On Tue, Jul 12, 2011 at 1:06 AM, Brandon High <bh...@freaks.com> wrote:
> On Mon, Jul 11, 2011 at 7:03 AM, Eric Sproul <espr...@omniti.com> wrote:
>> Interesting-- what is the suspected impact of not having TRIM support?
>
> There shouldn't be much, since zfs isn't changing data in place. Any
> drive with reasonable garbage collection (which is pretty much
> everything these days) should be fine until the volume gets very full.
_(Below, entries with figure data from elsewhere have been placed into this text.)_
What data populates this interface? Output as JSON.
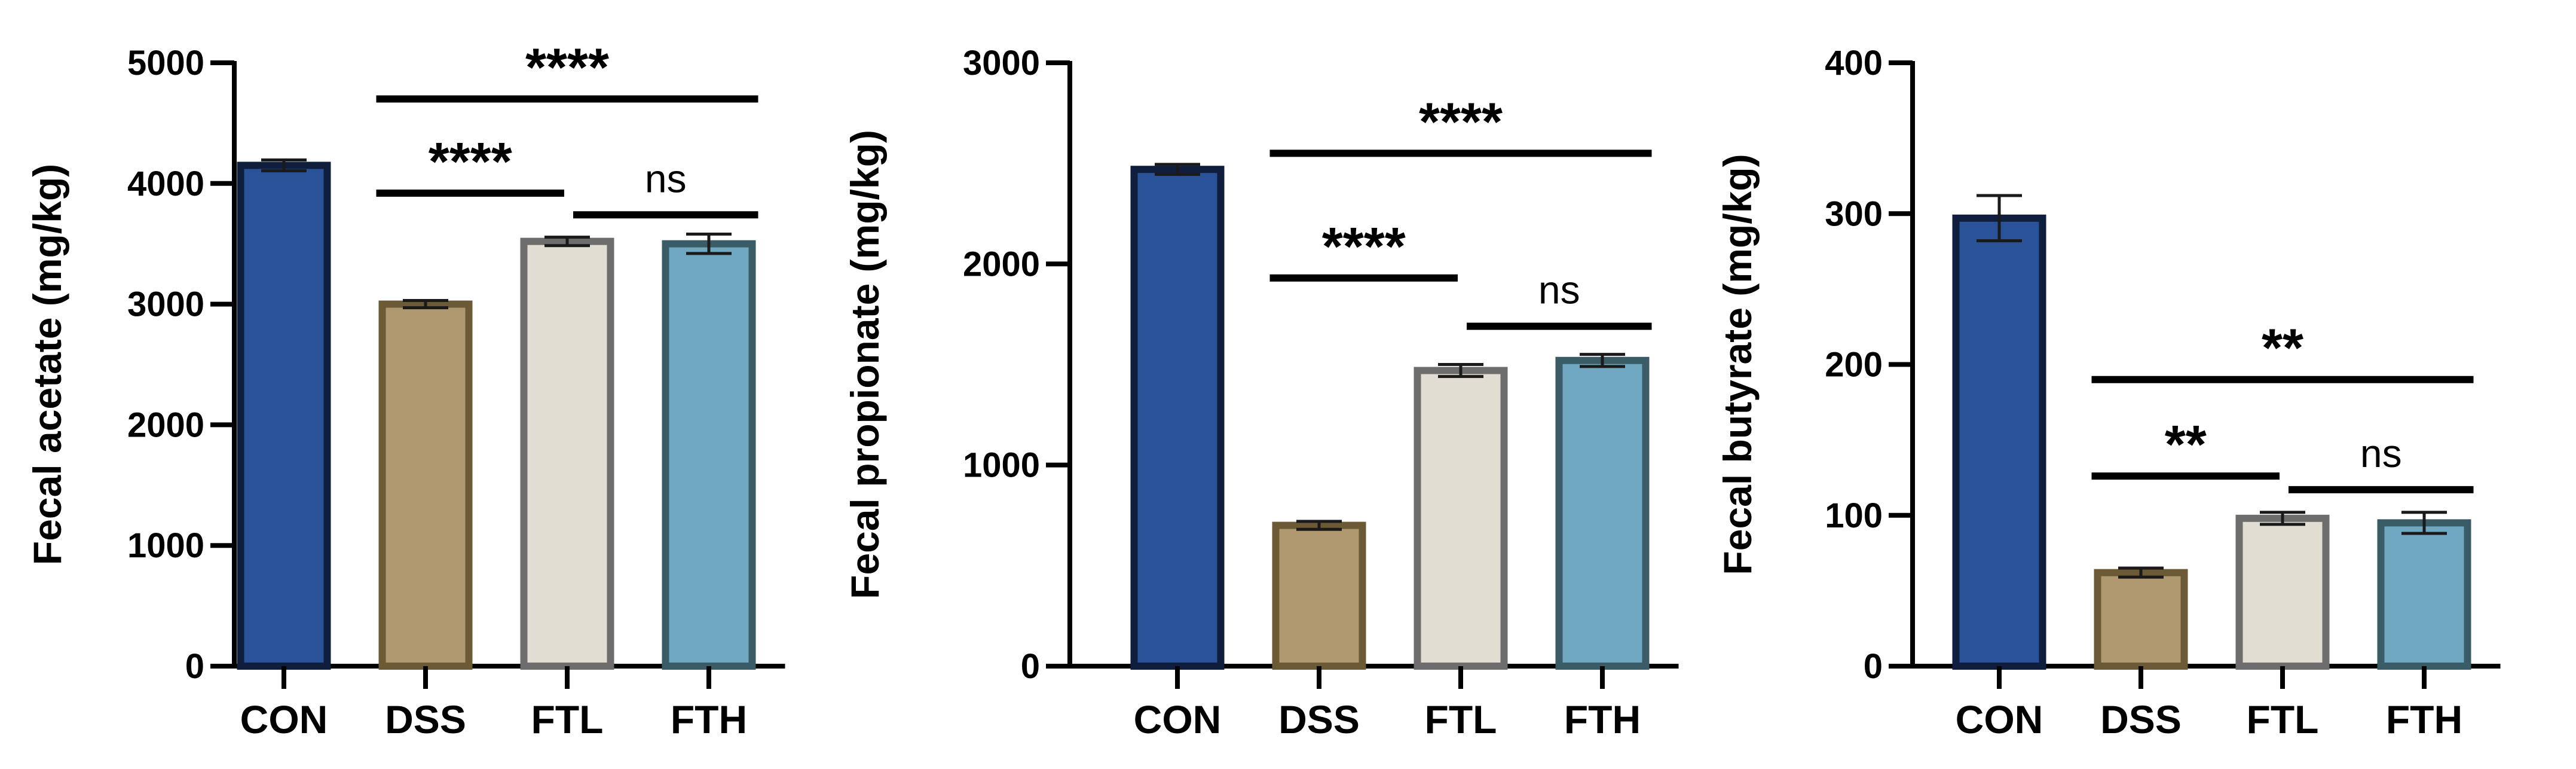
{
  "chart_data": [
    {
      "type": "bar",
      "ylabel": "Fecal acetate (mg/kg)",
      "categories": [
        "CON",
        "DSS",
        "FTL",
        "FTH"
      ],
      "values": [
        4150,
        3000,
        3520,
        3500
      ],
      "errors": [
        45,
        30,
        35,
        80
      ],
      "ylim": [
        0,
        5000
      ],
      "yticks": [
        0,
        1000,
        2000,
        3000,
        4000,
        5000
      ],
      "yticklabels": [
        "0",
        "1000",
        "2000",
        "3000",
        "4000",
        "5000"
      ],
      "comparisons": [
        {
          "from": 1,
          "to": 3,
          "label": "****",
          "style": "stars",
          "y": 4700
        },
        {
          "from": 1,
          "to": 2,
          "label": "****",
          "style": "stars",
          "y": 3920
        },
        {
          "from": 2,
          "to": 3,
          "label": "ns",
          "style": "ns",
          "y": 3740
        }
      ]
    },
    {
      "type": "bar",
      "ylabel": "Fecal propionate (mg/kg)",
      "categories": [
        "CON",
        "DSS",
        "FTL",
        "FTH"
      ],
      "values": [
        2470,
        700,
        1470,
        1520
      ],
      "errors": [
        25,
        20,
        30,
        30
      ],
      "ylim": [
        0,
        3000
      ],
      "yticks": [
        0,
        1000,
        2000,
        3000
      ],
      "yticklabels": [
        "0",
        "1000",
        "2000",
        "3000"
      ],
      "comparisons": [
        {
          "from": 1,
          "to": 3,
          "label": "****",
          "style": "stars",
          "y": 2550
        },
        {
          "from": 1,
          "to": 2,
          "label": "****",
          "style": "stars",
          "y": 1930
        },
        {
          "from": 2,
          "to": 3,
          "label": "ns",
          "style": "ns",
          "y": 1690
        }
      ]
    },
    {
      "type": "bar",
      "ylabel": "Fecal butyrate (mg/kg)",
      "categories": [
        "CON",
        "DSS",
        "FTL",
        "FTH"
      ],
      "values": [
        297,
        62,
        98,
        95
      ],
      "errors": [
        15,
        3,
        4,
        7
      ],
      "ylim": [
        0,
        400
      ],
      "yticks": [
        0,
        100,
        200,
        300,
        400
      ],
      "yticklabels": [
        "0",
        "100",
        "200",
        "300",
        "400"
      ],
      "comparisons": [
        {
          "from": 1,
          "to": 3,
          "label": "**",
          "style": "stars",
          "y": 190
        },
        {
          "from": 1,
          "to": 2,
          "label": "**",
          "style": "stars",
          "y": 126
        },
        {
          "from": 2,
          "to": 3,
          "label": "ns",
          "style": "ns",
          "y": 117
        }
      ]
    }
  ],
  "colors": {
    "CON": {
      "fill": "#2a5298",
      "stroke": "#0f1e3d"
    },
    "DSS": {
      "fill": "#b09870",
      "stroke": "#6b5a35"
    },
    "FTL": {
      "fill": "#e2ddd2",
      "stroke": "#6d6d6d"
    },
    "FTH": {
      "fill": "#6fa8c0",
      "stroke": "#3a5c66"
    }
  }
}
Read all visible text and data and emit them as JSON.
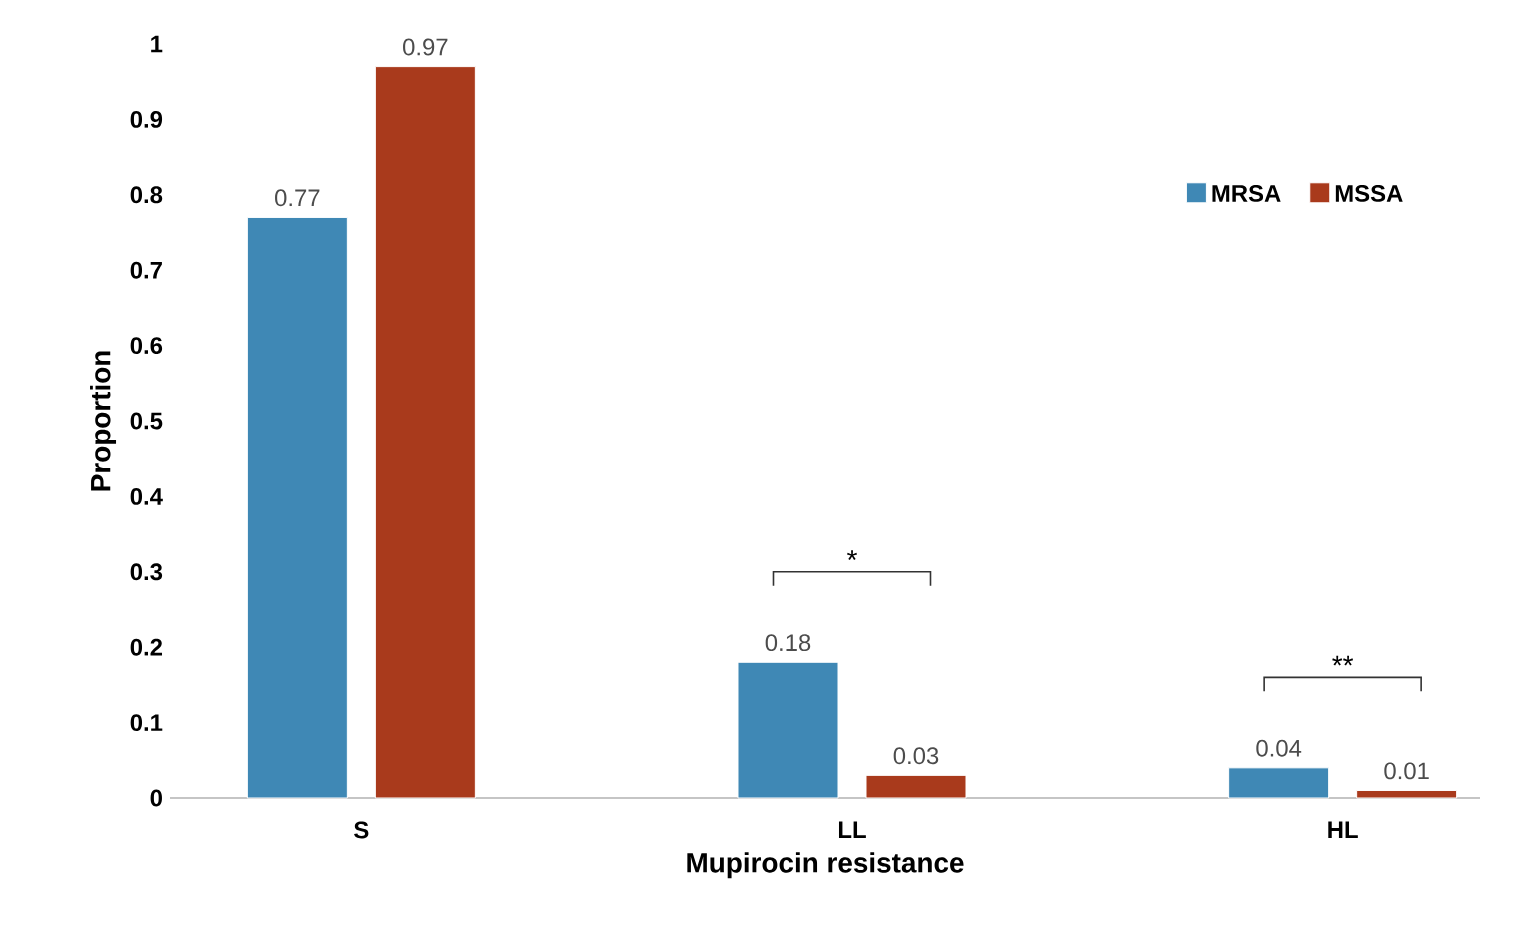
{
  "chart_data": {
    "type": "bar",
    "xlabel": "Mupirocin resistance",
    "ylabel": "Proportion",
    "categories": [
      "S",
      "LL",
      "HL"
    ],
    "series": [
      {
        "name": "MRSA",
        "color": "#3f88b5",
        "values": [
          0.77,
          0.18,
          0.04
        ]
      },
      {
        "name": "MSSA",
        "color": "#a93a1c",
        "values": [
          0.97,
          0.03,
          0.01
        ]
      }
    ],
    "ylim": [
      0,
      1
    ],
    "yticks": [
      0,
      0.1,
      0.2,
      0.3,
      0.4,
      0.5,
      0.6,
      0.7,
      0.8,
      0.9,
      1
    ],
    "data_labels": true,
    "legend": "top right",
    "annotations": [
      "*",
      "**"
    ]
  }
}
But that's exactly the problem-- ZFS being copy-on-write will
eventually have written to all of the available LBA addresses on the
drive, regardless of how much live data exists.  It's the rate of
change, in other words, rather than the absolute amount that gets us
into trouble with SSDs.  The SSD has no way of knowing what blocks
contain live data and which have been freed, because the OS never
tells it (that's what TRIM is supposed to do).  So after ZFS has
written to almost every LBA, it starts writing to addresses previously
used (and freed by ZFS, but unknown to the SSD), so the SSD has to
erase the cell before it can be written anew.  This incurs a heavy
performance penalty and seems like a worst-case-scenario use case.

Now, others have hinted that certain controllers are better than
others in the absence of TRIM, but I don't see how GC could know what
blocks are available to be erased without information from the OS.

Those with deep knowledge of SSD models/controllers: how does the
Intel 320 perform under ZFS as primary storage (not ZIL or L2ARC)?